By Nicky Dempsey
In contrast to the leftist parties which have made advances in some European countries, the Dutch general election registered no progress for parties opposed to austerity or the left more generally.
Across Europe anti-austerity parties still far from command majority support. The Netherlands is one of a number of European countries where opposition to austerity has yet to make any electoral gains at all.
The previous Dutch coalition government collapsed in April unable to implement an agreed austerity programme. The focus for the election contest was twofold; whether to implement the earlier austerity measures and whether to support the new European Fiscal Treaty which was published during the campaign. This enshrines permanent austerity measures supplemented by the European bailout mechanisms.
The Netherlands is considered part of the EU core, and debate on the bailouts easily degenerates into xenophobic notions about refusing to bail out the profligate South of Europe.
Election results
The outright winner of the election was the leading rightist party of the former government the VVD. Campaigning on a slogan of ‘not a penny more’ (for Greece!) it increased its share of the popular vote by 6.1 per cent compared to the general election of 2010, the largest swing of any party. It increased its parliamentary representation by 10 seats to 41, in a total chamber of 150 deputies. The total vote of the mainstream parties of the right that won seats increased by 2.3 per cent to just over 48 per cent of the vote.
Among the workers’ parties the PvdA Labour party saw the next biggest gain with a swing of 5.1 per cent and it remains the second largest party helped by some anti-austerity rhetoric, and a friendly media due to its strident attacks on the Socialist Party.
The anti-austerity Socialist Party (SP) saw a narrow decline in its vote of 0.2 per cent. Opinion polls had shown it as the leading party in the middle of the campaign but its support nosedived dramatically. It is now joint third in highest number of seats, up from fifth as both the Christian Democrat CDA and far right PVV lost ground, despite an unchanged vote. This arises because of the decline of the other traditional parties and the fragmentation of votes to the fringe.
The Green Left cannot be considered on the left at all since on both major questions in the election it supported austerity and the Fiscal Pact. As a result the combined vote for parties of a broadly defined left fell by 3 per cent.
The biggest loser was the racist and Islamophobic PVV headed by Geert Wilders. It lost 5.3 per cent of the vote, more than any other party and 9 of it 24 parliamentary seats, leaving it as the joint-third biggest party alongside the SP. It was widely blamed in the media for bringing down the government in an opportunistic effort to pose as anti-austerity. In effect, the PVV suffered a setback as the price of bolstering the VVD as the dominant force in Dutch politics. Even so, its politics have become mainstream by participating in government and they will remain a threat.
Outlook
The VVD should be able to command a parliamentary majority in favour of deepening austerity. Ideally, it would like to incorporate the Labour party to isolate its critics, and that cannot be ruled out.
The SP will need to regroup and reflect on an election which at one time seemed to promise so much.
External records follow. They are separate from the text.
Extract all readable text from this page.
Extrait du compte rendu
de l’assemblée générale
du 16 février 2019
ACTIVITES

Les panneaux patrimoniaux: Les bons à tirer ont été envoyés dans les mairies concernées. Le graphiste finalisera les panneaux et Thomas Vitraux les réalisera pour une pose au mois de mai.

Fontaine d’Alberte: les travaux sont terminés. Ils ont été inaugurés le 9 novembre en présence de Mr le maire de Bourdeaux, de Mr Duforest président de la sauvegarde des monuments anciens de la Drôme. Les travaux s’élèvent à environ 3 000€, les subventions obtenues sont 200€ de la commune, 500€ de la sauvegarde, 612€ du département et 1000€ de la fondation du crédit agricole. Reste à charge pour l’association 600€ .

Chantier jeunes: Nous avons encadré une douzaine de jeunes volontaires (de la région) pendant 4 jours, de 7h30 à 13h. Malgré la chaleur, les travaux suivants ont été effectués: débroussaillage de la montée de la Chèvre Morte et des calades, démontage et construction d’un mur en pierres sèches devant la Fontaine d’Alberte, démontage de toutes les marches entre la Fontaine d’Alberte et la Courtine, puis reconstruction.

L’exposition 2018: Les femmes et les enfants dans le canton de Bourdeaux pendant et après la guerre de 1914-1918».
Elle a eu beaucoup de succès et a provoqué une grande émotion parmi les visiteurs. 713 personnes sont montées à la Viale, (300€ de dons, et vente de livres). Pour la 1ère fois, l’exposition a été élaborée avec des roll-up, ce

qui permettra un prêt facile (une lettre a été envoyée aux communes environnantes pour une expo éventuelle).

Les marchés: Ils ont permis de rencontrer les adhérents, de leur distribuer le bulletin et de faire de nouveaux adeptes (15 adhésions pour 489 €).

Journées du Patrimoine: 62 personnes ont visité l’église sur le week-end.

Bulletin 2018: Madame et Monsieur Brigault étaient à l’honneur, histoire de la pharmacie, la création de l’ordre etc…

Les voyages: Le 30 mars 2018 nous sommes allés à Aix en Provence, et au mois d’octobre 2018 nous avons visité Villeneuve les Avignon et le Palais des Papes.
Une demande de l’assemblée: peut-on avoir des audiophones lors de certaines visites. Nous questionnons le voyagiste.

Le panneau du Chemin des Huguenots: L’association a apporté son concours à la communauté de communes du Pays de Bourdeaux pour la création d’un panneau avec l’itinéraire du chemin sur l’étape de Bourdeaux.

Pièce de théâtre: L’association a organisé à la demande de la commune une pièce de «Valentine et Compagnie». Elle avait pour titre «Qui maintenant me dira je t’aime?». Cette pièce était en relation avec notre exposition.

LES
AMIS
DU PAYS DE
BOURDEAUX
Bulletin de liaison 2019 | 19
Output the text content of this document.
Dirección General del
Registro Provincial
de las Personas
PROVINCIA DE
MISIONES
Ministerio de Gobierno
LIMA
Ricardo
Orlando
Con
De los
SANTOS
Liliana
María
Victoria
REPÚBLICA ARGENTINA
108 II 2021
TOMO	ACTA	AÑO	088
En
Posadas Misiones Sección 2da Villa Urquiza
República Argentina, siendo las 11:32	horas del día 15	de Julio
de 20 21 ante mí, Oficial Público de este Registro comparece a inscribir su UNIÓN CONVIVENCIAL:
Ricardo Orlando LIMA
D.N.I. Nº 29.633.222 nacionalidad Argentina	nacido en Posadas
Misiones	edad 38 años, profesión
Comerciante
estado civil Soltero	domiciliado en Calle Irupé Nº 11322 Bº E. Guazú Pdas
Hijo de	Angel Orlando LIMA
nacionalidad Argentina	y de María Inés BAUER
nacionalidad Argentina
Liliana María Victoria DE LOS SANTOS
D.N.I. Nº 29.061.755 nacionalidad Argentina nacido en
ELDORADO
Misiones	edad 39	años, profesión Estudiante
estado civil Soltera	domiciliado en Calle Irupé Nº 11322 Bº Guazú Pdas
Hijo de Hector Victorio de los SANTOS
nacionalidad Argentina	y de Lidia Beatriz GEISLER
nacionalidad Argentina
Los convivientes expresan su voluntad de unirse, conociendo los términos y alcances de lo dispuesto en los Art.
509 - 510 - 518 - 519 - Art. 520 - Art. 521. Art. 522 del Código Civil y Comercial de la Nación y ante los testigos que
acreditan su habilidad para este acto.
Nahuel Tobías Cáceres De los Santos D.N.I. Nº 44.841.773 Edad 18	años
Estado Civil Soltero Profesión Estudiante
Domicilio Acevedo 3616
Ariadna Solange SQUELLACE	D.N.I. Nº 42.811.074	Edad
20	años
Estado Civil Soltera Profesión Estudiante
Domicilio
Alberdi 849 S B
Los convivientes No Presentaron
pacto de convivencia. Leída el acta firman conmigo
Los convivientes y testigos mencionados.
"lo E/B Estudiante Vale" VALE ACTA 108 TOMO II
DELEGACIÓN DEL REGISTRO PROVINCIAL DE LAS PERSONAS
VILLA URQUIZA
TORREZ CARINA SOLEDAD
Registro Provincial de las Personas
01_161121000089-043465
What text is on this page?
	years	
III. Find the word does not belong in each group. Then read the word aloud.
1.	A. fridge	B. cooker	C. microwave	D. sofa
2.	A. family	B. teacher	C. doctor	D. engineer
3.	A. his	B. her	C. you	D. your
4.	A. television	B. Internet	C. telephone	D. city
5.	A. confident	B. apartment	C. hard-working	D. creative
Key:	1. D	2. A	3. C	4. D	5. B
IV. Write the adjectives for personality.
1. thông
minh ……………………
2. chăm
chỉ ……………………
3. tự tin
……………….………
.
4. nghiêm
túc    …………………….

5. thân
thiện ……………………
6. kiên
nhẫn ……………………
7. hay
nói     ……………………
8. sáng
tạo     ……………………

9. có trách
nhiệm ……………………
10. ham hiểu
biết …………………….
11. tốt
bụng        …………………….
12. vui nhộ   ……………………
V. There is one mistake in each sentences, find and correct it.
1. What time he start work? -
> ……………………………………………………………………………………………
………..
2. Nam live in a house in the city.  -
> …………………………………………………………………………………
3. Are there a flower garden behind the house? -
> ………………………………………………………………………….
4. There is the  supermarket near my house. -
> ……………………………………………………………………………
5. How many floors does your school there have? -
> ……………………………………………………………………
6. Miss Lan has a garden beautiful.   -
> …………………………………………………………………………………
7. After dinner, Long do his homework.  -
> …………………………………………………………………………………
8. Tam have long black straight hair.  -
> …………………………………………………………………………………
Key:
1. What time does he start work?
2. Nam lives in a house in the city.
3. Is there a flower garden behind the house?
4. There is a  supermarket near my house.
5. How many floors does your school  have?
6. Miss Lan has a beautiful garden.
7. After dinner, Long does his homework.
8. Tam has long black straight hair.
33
SP leader Roemer was widely regarded as the loser in the televised debates and has been criticised by some for backtracking on the party’s opposition to austerity measures such as the increase in the retirement age. But the decisive issue was that voters were unconvinced by the anti-austerity platform, however mildly it was put.
This is the context of the Dutch elections. Across Europe the working class and the oppressed are struggling under the ruling class offensive. Imperialist war-mongering is on the increase and the most oppressed are being blamed for the crisis, including Muslims, immigrants and other oppressed minorities. In their campaign of vilification the ruling classes of Europe are relying on the accumulated muck of ages.
Any effective response must be an all-rounded rejection of these attacks and the ideas supporting them. This includes a rejection of imperialist aggression and the efforts to scapegoat the most oppressed in society. There must also be no concession to the deliberate fostering of xenophobia between EU countries. The content of all economic policy must be to place the burden of paying for the recovery on capital, not on workers, the poor or the oppressed.
To be credible the left in Europe must go beyond opposition to austerity, important as that is, and argue for a clear alternative. This means developing economic policies which make capital pay for the crisis. It can begin with the fact that in 2011 the profits of firms operating in the Euro Area amounted to nearly 4 trillion Euros. Taking control of a portion of these would be sufficient to resolve the immediate crisis through increased investment, and in passing eliminate budget deficits.
Looking for a way out for the crisis, the capitalist parties are adopting policies which amount to increasing the rate of exploitation. To achieve this politically they are scapegoating the most oppressed in society, fostering divisions within Europe and increasing their war efforts. Socialists need to reverse that offensive on all fronts, by opposing imperialist aggression, promoting solidarity within Europe, by defending the most oppressed in society and by taking ownership of key sectors of the economy.